Is it possible to write a kernel module which, when loaded, will blow the PC speaker?

↫ R.F. Burns on the LKML

Since this gets sent every year, it’s most likely some automated thing that’s more of a joke than a real request at this point. However, originally, there was a real historical reason behind the inquiry, as Schlemihl Schalmeier on Mastodon points out. They link to the original rationale behind the request, posted to the LKML after the request was first made, all the way back in 2007.

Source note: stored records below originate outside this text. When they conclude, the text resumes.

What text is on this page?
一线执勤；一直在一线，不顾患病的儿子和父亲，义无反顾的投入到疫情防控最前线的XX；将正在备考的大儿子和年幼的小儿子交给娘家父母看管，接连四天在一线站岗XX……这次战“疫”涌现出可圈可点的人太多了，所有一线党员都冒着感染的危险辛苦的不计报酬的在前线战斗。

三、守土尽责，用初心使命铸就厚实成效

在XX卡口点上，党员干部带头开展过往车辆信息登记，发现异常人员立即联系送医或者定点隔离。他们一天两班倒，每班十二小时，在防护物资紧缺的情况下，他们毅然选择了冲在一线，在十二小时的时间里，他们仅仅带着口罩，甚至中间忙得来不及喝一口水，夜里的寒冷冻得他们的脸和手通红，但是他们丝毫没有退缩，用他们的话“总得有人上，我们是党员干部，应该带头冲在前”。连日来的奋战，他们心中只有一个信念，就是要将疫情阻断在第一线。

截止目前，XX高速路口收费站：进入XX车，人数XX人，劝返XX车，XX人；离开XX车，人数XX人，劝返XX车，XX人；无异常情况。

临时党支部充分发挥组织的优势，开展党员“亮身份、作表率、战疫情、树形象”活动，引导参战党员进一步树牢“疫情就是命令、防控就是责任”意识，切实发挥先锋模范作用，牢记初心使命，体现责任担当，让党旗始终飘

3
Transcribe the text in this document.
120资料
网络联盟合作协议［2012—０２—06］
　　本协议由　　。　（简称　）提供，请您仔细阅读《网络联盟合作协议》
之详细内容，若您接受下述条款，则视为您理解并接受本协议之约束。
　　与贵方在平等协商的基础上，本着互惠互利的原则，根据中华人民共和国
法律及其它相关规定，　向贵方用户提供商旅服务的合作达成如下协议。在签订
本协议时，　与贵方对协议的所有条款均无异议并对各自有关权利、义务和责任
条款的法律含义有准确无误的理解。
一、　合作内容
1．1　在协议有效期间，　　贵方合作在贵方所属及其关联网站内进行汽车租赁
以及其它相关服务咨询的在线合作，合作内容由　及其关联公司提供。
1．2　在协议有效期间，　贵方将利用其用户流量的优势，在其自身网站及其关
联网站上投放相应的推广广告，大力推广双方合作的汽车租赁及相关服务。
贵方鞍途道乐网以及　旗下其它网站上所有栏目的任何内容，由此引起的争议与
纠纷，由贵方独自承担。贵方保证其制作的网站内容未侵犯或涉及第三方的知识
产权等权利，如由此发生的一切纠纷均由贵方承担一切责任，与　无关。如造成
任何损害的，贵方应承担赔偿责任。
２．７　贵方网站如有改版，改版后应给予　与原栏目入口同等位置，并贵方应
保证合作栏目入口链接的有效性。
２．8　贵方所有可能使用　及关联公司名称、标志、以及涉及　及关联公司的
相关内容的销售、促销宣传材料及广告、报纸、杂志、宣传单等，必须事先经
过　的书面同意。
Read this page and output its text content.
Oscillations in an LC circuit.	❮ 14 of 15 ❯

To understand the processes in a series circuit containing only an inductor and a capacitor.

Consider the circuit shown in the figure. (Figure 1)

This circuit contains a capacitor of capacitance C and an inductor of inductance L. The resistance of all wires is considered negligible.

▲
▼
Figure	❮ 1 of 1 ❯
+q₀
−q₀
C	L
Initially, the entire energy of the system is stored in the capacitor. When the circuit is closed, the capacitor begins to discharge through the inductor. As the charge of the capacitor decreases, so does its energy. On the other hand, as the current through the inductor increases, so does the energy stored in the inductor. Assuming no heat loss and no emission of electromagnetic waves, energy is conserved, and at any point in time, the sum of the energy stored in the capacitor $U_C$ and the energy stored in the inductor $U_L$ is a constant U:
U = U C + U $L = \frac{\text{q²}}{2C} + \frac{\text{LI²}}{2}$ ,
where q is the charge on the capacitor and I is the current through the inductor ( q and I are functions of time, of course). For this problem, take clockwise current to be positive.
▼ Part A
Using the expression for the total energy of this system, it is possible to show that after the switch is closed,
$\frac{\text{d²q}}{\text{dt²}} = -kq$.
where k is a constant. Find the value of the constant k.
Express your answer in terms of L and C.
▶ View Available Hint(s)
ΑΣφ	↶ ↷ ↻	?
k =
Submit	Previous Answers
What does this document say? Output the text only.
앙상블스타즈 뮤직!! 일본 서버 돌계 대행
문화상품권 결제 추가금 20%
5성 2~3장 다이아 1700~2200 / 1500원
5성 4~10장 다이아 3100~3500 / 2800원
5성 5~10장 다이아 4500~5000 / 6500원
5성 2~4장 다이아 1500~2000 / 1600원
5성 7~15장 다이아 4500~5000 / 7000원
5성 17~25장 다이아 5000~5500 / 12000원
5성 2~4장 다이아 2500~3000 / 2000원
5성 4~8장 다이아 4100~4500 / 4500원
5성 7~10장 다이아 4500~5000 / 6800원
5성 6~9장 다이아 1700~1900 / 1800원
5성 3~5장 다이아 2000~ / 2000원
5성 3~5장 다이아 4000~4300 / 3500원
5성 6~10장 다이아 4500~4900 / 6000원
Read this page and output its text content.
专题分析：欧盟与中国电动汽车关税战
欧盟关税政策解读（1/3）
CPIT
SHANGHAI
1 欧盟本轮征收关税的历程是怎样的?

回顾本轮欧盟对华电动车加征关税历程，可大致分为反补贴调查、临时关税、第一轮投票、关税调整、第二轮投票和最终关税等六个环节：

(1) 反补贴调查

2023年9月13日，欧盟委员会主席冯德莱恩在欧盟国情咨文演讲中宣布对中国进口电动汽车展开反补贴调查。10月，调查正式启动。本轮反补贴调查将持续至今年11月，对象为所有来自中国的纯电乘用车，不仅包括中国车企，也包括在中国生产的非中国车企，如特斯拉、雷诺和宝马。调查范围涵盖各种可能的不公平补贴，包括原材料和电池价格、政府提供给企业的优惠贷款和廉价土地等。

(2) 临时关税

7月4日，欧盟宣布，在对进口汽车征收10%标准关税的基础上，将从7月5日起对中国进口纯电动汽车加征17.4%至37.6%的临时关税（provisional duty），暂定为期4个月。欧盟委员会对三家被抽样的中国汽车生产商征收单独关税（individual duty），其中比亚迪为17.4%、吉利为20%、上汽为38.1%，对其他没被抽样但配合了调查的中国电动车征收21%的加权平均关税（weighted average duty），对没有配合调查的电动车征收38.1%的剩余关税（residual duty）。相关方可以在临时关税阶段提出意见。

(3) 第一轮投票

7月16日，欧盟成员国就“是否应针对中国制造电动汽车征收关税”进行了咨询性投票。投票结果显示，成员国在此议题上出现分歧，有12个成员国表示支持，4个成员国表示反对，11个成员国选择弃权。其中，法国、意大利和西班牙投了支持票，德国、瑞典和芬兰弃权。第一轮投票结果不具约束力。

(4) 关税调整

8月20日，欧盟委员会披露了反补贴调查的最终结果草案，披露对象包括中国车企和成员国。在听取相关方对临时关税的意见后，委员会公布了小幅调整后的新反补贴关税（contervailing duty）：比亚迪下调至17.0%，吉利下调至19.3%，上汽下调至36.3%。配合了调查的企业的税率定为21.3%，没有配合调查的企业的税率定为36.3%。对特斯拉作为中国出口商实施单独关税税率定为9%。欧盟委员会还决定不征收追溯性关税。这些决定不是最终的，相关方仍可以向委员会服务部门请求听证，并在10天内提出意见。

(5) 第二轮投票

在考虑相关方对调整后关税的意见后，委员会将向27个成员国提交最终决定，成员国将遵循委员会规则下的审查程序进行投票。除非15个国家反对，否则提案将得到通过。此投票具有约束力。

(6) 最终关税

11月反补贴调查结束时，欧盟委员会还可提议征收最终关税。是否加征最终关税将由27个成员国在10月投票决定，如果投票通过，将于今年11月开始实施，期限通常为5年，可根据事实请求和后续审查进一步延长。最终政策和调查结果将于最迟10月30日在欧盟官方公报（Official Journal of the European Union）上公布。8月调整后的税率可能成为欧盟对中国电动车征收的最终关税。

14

At the time, the author was helping a small school system manage a number of Linux workstations, and the students there were abusing the sound cards on those workstations for shenanigans. They addressed this by only allowing users with root privileges access to the sound devices. However, kids are smart, and they started abusing the PC speaker instead, and even unloading the PC speaker kernel module didn’t help because the kids found ways to abuse the PC speaker outside of the operating system (the BIOS maybe? I have no idea).

And so, the author notes, the school system wanted them to remove the PC speakers entirely, but this would be a very fiddly and time-consuming effort, since there were a lot of PCs, and of course, this would all have to be done on-site – unlike the earlier solutions which could all be done remotely.

So, the idea was raised about seeing if there was a way to blow the PC speaker by loading a kernel module.  If so, a mass-deployment of a kernel module overnight would take care of the PC speaker problem once and for all.

↫ R.F. Burns on the LKML

So, that’s the original story behind the request. It’s honestly kind of ingenious, and it made me wonder if the author got a useful reply on the LKML, and if such a kernel module was ever created. The original thread didn’t seem particularly conclusive to me, and the later yearly instances of the request don’t seem to yield much either. It seems unlikely to me this is possible at all.

Regardless, this is a very weird bit of Linux kernel lore, and I’d love to know if there’s more going on. Various parts of the original rationale seem dubious to me, such as the handwavy thing about abusing the PC speaker outside of the operating system, and what does “abusing” the PC speaker even mean in the first place?

As Natalenko notes, it seems there’s more to this story, and I’d love to find out what it is.